Notice, I didn't say the dog is more likely to be well-behaved. Just that you are more likely to get more information about his current behavior in a home.
Although the dog's appearance isn’t guaranteed to reveal his ancestry, you may also wish to familiarize yourself with the different breed groups (Sporting, Non-sporting, Herding, Hound, Terrier, Toy, and Miscellaneous).
Mixed or pure-bred, I encourage folks to look at each dog as an individual. Just because the Labrador is known as America’s poster pup for a family dog, that doesn’t mean all Labradors are guaranteed to be like that. Ultimately, you’ll be living with an individual, not a breed standard. When in doubt, contact a qualified, reward-based trainer for an opinion about the dog you have in mind.

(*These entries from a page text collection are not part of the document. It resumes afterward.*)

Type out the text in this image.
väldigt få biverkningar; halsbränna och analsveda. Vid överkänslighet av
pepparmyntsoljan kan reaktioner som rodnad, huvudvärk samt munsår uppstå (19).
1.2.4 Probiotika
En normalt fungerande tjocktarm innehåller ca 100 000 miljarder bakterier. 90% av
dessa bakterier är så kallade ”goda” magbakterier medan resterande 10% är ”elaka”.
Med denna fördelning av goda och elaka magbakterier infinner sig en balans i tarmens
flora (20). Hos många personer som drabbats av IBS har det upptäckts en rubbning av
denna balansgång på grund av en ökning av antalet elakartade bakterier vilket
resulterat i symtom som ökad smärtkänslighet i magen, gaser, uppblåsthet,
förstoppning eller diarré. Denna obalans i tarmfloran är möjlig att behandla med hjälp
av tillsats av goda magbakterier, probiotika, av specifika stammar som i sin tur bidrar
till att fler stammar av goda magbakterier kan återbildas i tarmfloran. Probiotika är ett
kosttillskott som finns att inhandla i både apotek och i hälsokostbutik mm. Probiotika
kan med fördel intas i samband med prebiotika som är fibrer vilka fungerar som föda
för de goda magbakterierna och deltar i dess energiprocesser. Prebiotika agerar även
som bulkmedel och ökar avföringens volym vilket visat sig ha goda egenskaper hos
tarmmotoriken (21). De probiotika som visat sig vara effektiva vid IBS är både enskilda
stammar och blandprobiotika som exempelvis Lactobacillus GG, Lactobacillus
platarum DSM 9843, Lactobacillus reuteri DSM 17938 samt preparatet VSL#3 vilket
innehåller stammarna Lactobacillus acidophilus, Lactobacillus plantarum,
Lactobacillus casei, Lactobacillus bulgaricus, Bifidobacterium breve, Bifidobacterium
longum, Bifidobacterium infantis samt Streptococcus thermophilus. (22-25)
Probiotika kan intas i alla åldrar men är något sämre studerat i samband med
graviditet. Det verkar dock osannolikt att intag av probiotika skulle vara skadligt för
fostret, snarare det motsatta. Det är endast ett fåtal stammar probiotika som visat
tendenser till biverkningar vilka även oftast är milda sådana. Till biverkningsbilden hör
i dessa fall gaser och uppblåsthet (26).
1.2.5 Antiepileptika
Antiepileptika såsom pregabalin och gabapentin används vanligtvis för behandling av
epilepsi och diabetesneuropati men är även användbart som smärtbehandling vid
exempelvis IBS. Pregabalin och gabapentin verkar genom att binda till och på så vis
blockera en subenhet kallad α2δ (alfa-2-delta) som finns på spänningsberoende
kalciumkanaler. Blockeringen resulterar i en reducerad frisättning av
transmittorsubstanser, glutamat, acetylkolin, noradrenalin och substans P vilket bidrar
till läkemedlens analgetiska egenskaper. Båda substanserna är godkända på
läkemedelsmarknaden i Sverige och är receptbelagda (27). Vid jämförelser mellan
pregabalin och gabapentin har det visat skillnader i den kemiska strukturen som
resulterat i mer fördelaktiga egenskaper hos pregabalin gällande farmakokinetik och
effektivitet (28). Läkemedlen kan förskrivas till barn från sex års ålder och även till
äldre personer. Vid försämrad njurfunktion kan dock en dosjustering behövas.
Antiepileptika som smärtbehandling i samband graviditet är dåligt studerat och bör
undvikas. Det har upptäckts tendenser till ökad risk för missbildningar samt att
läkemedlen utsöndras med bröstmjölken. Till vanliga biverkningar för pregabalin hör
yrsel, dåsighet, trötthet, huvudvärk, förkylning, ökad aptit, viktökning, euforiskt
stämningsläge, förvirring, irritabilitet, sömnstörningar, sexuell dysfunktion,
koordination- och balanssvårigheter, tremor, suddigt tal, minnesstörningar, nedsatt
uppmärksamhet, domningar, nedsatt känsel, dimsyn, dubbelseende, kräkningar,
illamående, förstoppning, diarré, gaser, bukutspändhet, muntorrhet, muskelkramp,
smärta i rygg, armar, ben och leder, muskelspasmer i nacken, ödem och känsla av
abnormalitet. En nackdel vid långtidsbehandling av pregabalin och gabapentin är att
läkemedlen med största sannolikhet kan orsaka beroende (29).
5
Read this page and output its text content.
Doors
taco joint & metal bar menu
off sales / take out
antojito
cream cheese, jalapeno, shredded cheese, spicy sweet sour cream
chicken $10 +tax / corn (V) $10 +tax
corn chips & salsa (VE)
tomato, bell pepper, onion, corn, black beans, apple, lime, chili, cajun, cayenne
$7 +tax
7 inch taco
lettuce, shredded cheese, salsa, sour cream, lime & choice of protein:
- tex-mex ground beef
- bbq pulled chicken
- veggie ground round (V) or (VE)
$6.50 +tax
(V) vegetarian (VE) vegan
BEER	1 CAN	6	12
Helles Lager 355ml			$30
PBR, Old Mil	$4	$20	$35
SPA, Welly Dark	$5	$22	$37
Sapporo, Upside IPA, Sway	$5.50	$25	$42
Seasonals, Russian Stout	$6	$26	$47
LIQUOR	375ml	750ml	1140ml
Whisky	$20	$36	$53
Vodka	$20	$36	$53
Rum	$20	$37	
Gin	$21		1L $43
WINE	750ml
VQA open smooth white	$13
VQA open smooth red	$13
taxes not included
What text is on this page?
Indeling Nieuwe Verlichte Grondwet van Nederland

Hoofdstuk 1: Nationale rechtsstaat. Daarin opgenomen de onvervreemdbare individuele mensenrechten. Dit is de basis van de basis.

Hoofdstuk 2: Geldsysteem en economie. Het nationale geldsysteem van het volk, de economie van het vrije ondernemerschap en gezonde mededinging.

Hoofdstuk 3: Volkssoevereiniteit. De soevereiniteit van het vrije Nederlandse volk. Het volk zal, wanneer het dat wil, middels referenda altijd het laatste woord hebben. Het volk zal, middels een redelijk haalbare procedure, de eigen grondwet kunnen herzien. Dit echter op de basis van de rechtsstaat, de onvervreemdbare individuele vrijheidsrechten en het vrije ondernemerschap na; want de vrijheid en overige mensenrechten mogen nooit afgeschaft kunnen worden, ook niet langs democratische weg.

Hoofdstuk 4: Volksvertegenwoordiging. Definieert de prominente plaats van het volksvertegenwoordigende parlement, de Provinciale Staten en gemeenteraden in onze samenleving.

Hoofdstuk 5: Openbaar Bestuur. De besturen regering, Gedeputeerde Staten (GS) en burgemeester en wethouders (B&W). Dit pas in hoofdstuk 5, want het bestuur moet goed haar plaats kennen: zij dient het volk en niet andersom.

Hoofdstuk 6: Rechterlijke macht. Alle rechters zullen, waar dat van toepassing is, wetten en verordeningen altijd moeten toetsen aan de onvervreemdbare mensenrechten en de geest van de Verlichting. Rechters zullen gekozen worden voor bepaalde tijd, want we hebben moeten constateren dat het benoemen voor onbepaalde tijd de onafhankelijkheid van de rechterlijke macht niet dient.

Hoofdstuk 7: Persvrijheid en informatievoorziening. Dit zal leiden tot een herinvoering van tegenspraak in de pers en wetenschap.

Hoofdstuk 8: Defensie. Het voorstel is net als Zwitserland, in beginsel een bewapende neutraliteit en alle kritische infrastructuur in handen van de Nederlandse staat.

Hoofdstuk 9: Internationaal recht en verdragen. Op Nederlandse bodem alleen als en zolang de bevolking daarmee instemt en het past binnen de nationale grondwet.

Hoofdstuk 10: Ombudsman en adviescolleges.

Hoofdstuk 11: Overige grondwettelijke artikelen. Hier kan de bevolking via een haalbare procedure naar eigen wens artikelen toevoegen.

And remember, no matter which individual dog you choose, he will most likely be a “fixer-upper” who need housetraining, supervision, leash manners and possibly more behavior renovation. A professional trainer can be a great resource for providing an estimate on the amount of work your “fixer-upper” needs to transition into your home.
We don’t have a dog, but after 14 years of boarding, I’ve definitely got some ideas about what I would and wouldn’t look for in a personal dog.
Barking. Not a fan of barking. I know that highly sensitive dogs who frequently alert to environmental changes (i.e. German Shepherds and other "watch dog" types) would be very frustrating for me.
Clingy-ness. When it comes to day to day living, I prefer more independent dogs who are happy chilling on their pillow rather than following me the five steps across the kitchen.
Sniffing. Yep. I'm a dog person, but dogs giving me the third degree with their nose when I arrive home sometimes makes me want to jump out of my skin (I have been known to crawl onto the counters to escape it). Scent hounds might not be the best choice for me. Beagles, I'm looking at you.
Long-hair. Been there. Done that. It's hard to keep clean and I'm less inclined to pet dogs who have long hair.
High levels of fear/anxiety. I have a really hard time being patient with this. Yes, I am a professional trainer so I know how to work on it, but I don't want to sign up for that 24/7.
What about things that I would like?
Confidence. Taking the dog along with me to dog friendly places is a thrill for me so I would look for a dog who had this potential.
Friendly to strangers. Right now there are a lot of people and activity at my home. A dog with Stranger-Danger would not be happy there.
Good doggy social skills. This does not mean I want a dog who wants to play with every other dog. In fact, if I had to choose, I might pick one who was neutral about other dogs. Again, given my current lifestyle, things will be easier if I select a dog who won't lose it when he sees another dog.
Food motivated. What can I say: training is easier if the dog likes food.